Japan has long been celebrated for its abundance of record stores. Tokyo, in particular, has been one of the premier destinations for crate diggers around the world, from aspiring collectors to established artists such as Prins Thomas seeking out the rare and obscure. The country’s capital remains a go-to for vinyl needs, with long-running shops such as Shimokitazawa’s Flash Disc Ranch joined by new efforts from HMV, offering a mix of old records and new J-pop delivered via 12”.
While these brick-and-mortar locations are still going strong, the ever-growing demand for vinyl has resulted in online spaces growing in prominence for those seeking and selling Japanese records. In particular, the US-based site Discogs has experienced a boom on the archipelago in recent years.
“I think it’s started to help sellers in Japan connect with buyers located outside of the country,” says Japanese user 0ogko0 (who asked to remain anonymous). “It has made things much easier.”
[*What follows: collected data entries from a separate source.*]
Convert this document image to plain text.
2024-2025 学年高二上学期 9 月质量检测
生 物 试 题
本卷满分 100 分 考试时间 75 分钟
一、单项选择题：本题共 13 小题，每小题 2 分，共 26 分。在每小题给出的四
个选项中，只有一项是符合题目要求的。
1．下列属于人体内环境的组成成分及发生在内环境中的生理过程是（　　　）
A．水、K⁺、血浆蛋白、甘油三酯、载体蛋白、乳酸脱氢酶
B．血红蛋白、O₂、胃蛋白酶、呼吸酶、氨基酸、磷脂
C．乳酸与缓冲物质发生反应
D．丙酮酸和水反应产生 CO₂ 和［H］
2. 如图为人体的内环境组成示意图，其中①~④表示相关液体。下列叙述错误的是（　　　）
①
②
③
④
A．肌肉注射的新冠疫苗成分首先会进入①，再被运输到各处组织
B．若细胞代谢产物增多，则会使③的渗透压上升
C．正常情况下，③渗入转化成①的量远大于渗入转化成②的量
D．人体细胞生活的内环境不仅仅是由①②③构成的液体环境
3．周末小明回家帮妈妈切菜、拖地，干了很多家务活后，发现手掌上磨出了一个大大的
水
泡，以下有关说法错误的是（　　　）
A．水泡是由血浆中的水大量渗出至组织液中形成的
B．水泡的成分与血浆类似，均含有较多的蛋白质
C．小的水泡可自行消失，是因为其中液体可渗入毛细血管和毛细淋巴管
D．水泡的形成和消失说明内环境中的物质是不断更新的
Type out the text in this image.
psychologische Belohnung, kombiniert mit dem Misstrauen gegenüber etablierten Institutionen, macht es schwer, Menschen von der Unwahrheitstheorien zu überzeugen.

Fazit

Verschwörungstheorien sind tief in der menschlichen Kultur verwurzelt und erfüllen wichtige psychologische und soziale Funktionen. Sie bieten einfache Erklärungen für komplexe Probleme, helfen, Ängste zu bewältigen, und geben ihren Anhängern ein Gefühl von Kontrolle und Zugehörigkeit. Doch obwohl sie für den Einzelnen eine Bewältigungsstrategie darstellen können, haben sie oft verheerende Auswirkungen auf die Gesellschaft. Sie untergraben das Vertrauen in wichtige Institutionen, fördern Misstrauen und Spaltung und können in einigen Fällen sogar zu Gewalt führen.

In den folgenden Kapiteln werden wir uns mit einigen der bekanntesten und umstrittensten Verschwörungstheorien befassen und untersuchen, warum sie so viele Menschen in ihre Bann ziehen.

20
Kevin Lewandowski launched Discogs in 2000, with the vision of creating the ultimate discography site, initially geared towards electronic music but eventually growing to touch on all genres. Think of it as Wikipedia for people eager to know the engineers behind every Hall And Oates album.
And while Discogs works wonders as a database for info, the site has also expanded to be a marketplace for users to buy and sell records. In recent years, the site’s presence in Japan has grown substantially.
“We’ve seen a tremendous shift in the Japanese market over the last couple of years with interest in vinyl growing throughout the region,” Chad Dahlstrom, Discogs chief operating officer, tells Metropolis.
Prior to Discogs, the primary way Japanese users purchased and sold records online was through auction sites like eBay and Yahoo Auctions. “I started to sell records through Discogs when my eBay account got suddenly suspended,” 0ogko0 says about his first forays into the marketplace in 2012. “I put something up, and it sold really quickly. So I decided to use it from now on.”
While bidding sites remain popular domestically, Discogs allows Japanese sellers to easily reach buyers outside of the country, who are fueling demand for Japanese records. 0ogko0 estimates 95 percent of his sales come from overseas, while Dahlstrom notices similar trends.
“We are seeing more Japanese music being entered into the database as our Japanese users get more confident with the site,” he says. “We also run into Japanese buyers in the US and Europe buying stock of Western music for their stores in Japan.”
Yet it has been an increased interest in rare Japanese music — particularly from the 1980s — in the West that has seemingly driven this shift. Original pressings of obscure Ryuichi Sakamoto records and celebrated albums by relatively unknown groups such as Mariah, which could once be found in Tokyo stores for as little as ¥1,000, now command big price tags on Discogs. Reissues and shout-outs from rising artists abroad also encourage fans to dig even deeper.
“The biggest thing we have done is translated the site into Japanese. The translation has helped us engage with the users in Japan and also show our commitment to working with buyers, sellers and collectors in Japan,” Dahlstrom says of specific moves meant to foster the Japanese userbase.
To further their cause, Discogs will hold a “Crate Diggers” event at Tokyo club Contact on September 2, with physical vendors selling records and a handful of DJs spinning tunes throughout the day.
But even after that, the vinyl resurgence in and out of Japan appears set to continue. In a widely shared story from earlier this year, Sony Japan announced plans to open a new record pressing plant in the country early next year, making it the second plant of its kind currently operating in Japan. Which will probably mean even more eyes will turn to the country’s now-booming vinyl marketplace.